CénitS - COMPUTAEX
Published on CénitS - COMPUTAEX (https://web.computaex.es)


User questions

In this section you will find user questions answered.

How do I stop a job in a queue manager?

If you want to stop a job because of an error or any other reason, run the following command:

  • $ bkill id_job

How can I view the output of a job that is running?

The running job output can only be view with the next queue manager command:

  • $ bpeek [id_job]

If id_job is skipped, it will display the information on the lasted job.

Set environment variables for Intel Fortran compiler 10.1

To work with the particular version of a compiler, such as Fortran 10.1, you must set their environment variable, running the following script.

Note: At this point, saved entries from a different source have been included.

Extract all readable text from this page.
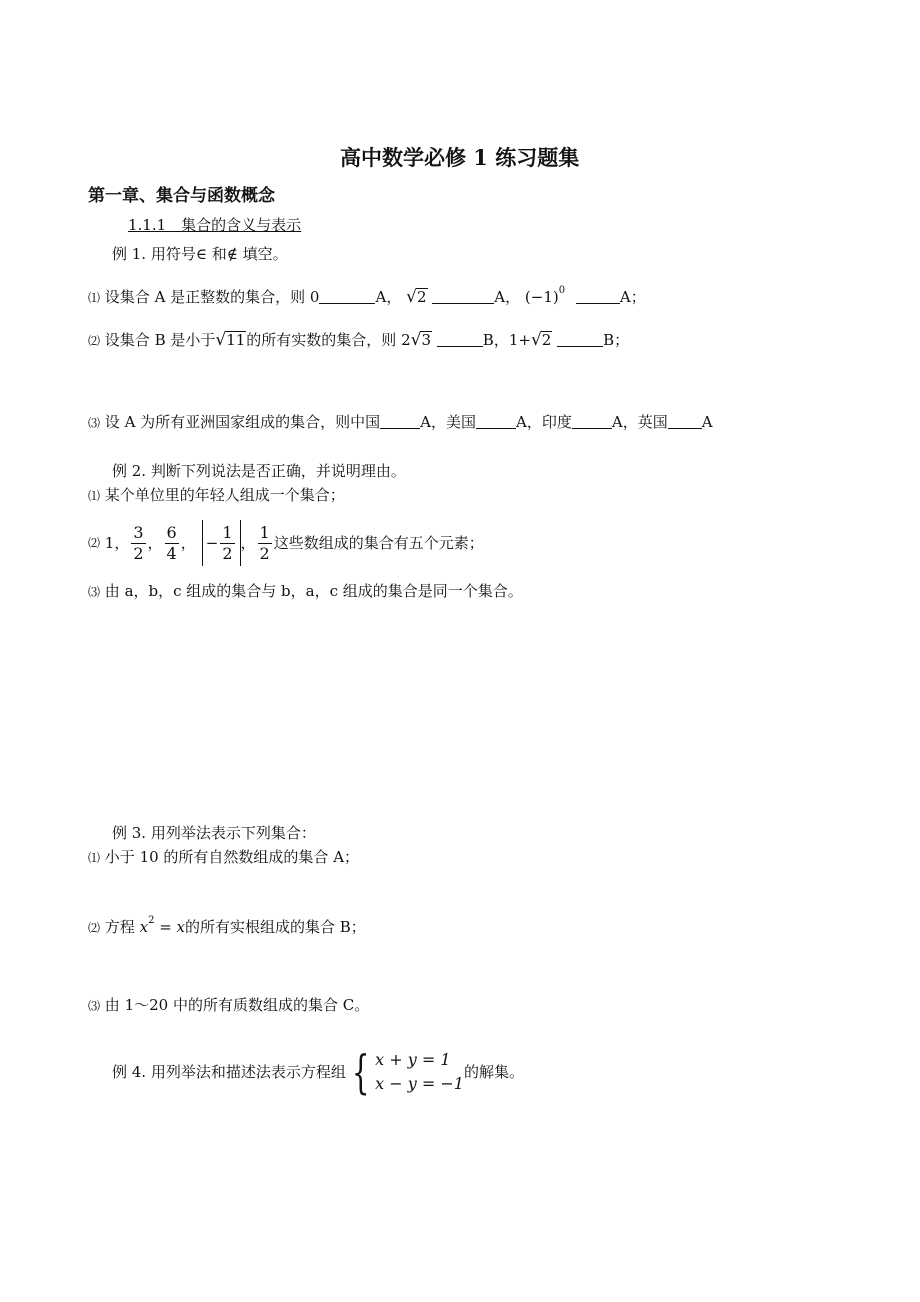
高中数学必修 1 练习题集
第一章、集合与函数概念
1.1.1　集合的含义与表示
例 1. 用符号∈ 和∉ 填空。
⑴ 设集合 A 是正整数的集合，则 0	A， √2	A， $(-1)^0$	A；
⑵ 设集合 B 是小于√11的所有实数的集合，则 2√3	B，1+√2	B；
⑶ 设 A 为所有亚洲国家组成的集合，则中国	A，美国	A，印度	A，英国 A
例 2. 判断下列说法是否正确，并说明理由。
⑴ 某个单位里的年轻人组成一个集合；
⑵
1， $\frac{3}{2}$ ， $\frac{6}{4}$ ， − $\frac{1}{2}$ ， $\frac{1}{2}$ 这些数组成的集合有五个元素；
⑶ 由 a，b，c 组成的集合与 b，a，c 组成的集合是同一个集合。
例 3. 用列举法表示下列集合：
⑴ 小于 10 的所有自然数组成的集合 A；
⑵ 方程 $x^2 = x$的所有实根组成的集合 B；
⑶ 由 1～20 中的所有质数组成的集合 C。
例 4. 用列举法和描述法表示方程组 { x + y = 1
x − y = −1
的解集。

  • $ /opt/intel/fc/10.1.025/bin/ifortvars.sh

My software has defined storage requirements. How can I request this storage?

The resources request form [1] includes a section about resources for storage applications required by users.

My jobs demand lots of I/O operations. Is there any type of storage to meet this need?

The two compute nodes have a scratch partition mounted on /scratch to meet the high demand for I/O in execution time for users jobs.

Why doesn't my job run?

This may be because the resources are not yet available to run your job. Check the status of the run queue with the following command:

  • $ bqueues

The information displayed will refer to the total number of jobs submitted to the queue, how many of them are running, pending and were suspended.

How can I know what the job resources use are?

To know job resources used, check the state of it with the following command:

  • bjobs-a-W <id_job>

The information displayed will refer to the name of the project, cpu use, memory, swap, the job's PID, job start/end time.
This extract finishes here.